The chapter begins by exploring the scenario of unrestricted network access. The details of service endpoints and private endpoints are then discussed with practical examples.
3.1 Do not limit network access: public access enabled
Let's assume the following scenario where you create a virtual machine and a storage account. The storage account firewall has public access enabled; Please refer to the image below.
With this configuration, the virtual machine can access the storage account over the network. Since the virtual machine is also deployed in Azure, the traffic will go through Azure Backbone and be accepted; Please refer to the image below.
Companies often establish firewall rules to limit network access. This involves disabling public access or allowing only selected networks and whitelisting specific ones. The following image illustrates public access disabled and traffic blocked by the firewall.
In the next paragraph, the selected service endpoints and network firewall rules are used to grant network access to the storage account again.
3.2 Limit network access through service endpoints
To enable VNET virtual machine access to the storage account, enable the service endpoint on the VNET. Use Microsoft.Storage within regions or Microsoft.Storage.Global for cross-regions. Next, whitelist the VNET/subnet in the storage account's firewall. Then traffic is blocked again; also see the image below.
Traffic is now accepted. When the VNET/subnet is removed from the Azure storage account firewall or public access is disabled, traffic is blocked again.
In case an NSG is used to block outgoing public IPs in the VM's VNET, the traffic is also blocked again. This is because the storage account's public DNS is used; also see the image below.
In that case, private endpoints will be used to ensure that traffic does not leave the VNET. This is analyzed in the next chapter.
3.3 Limit access through private endpoints
To restore the virtual machine's network access to the storage account, use a private endpoint. This action creates a network interface card (NIC) for the storage account within the virtual machine's VNET, ensuring that traffic remains within the VNET. The image below provides further illustration.
Again, an NSG can be used again to block all traffic; Please refer to the image below.
However, this is counterintuitive as a private endpoint is first created on the VNET and then NSG blocks traffic on the same VNET.
The company always requires network rules to limit network access to your storage account. In this blog post, both service endpoints and private endpoints are considered to limit access.
Both are valid for service endpoints and private endpoints:
For service endpoints, the following is true:
- Requires enabling service endpoints on the VNET/subnet and whitelisting the VNET/subnet in the Azure storage account firewall.
- Requires traffic to leave the VNET of the virtual machine connecting to the storage account. See above, traffic remains on the Azure backbone.
For private endpoints, the following is true:
- Public access can be disabled in the Azure Storage firewall. See above, the storage account's public DNS entry will be maintained.
- The traffic does not leave the VNET that the virtual machine is also running on.

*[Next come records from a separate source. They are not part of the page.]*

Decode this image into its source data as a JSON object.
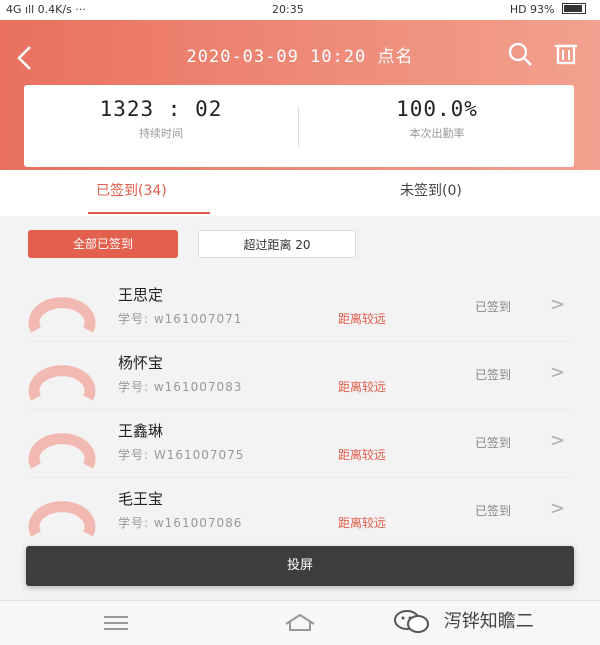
{
  "status_bar": {
    "left": "4G ıll 0.4K/s ···",
    "time": "20:35",
    "right": "HD 93%"
  },
  "header": {
    "title": "2020-03-09 10:20 点名",
    "icons": {
      "back": "back-arrow-icon",
      "search": "search-icon",
      "trash": "trash-icon"
    }
  },
  "stats": {
    "duration_value": "1323 : 02",
    "duration_label": "持续时间",
    "rate_value": "100.0%",
    "rate_label": "本次出勤率"
  },
  "tabs": [
    {
      "label": "已签到(34)",
      "active": true
    },
    {
      "label": "未签到(0)",
      "active": false
    }
  ],
  "filters": {
    "all_label": "全部已签到",
    "radius_label": "超过距离 20"
  },
  "students": [
    {
      "name": "王思定",
      "id": "学号: w161007071",
      "tag": "距离较远",
      "status": "已签到"
    },
    {
      "name": "杨怀宝",
      "id": "学号: w161007083",
      "tag": "距离较远",
      "status": "已签到"
    },
    {
      "name": "王鑫琳",
      "id": "学号: W161007075",
      "tag": "距离较远",
      "status": "已签到"
    },
    {
      "name": "毛王宝",
      "id": "学号: w161007086",
      "tag": "距离较远",
      "status": "已签到"
    }
  ],
  "action_button": "投屏",
  "watermark": "泻铧知瞻二",
  "colors": {
    "accent": "#e35c4b",
    "header_start": "#e9705e",
    "header_end": "#f3a190",
    "button_dark": "#3d3d3d"
  }
}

There are many other things to consider whether using service endpoints or private endpoints (costs, migration effort as service endpoints have been available longer than private endpoints, network complexity when using endpoints private endpoints, limited service endpoint support for newer Azure services, hard limit on number of private endpoints in storage account to 200).
However, in case it is required (“must have”) that 1) traffic never leaves the VM's VNET/subnet or 2) creating firewall rules in the Azure Storage Firewall is not allowed and must be blocked, then the endpoint must be serviced. it is not feasible.
In other scenarios, it is possible to consider both solutions and the best option must be determined based on the specific requirements of each scenario.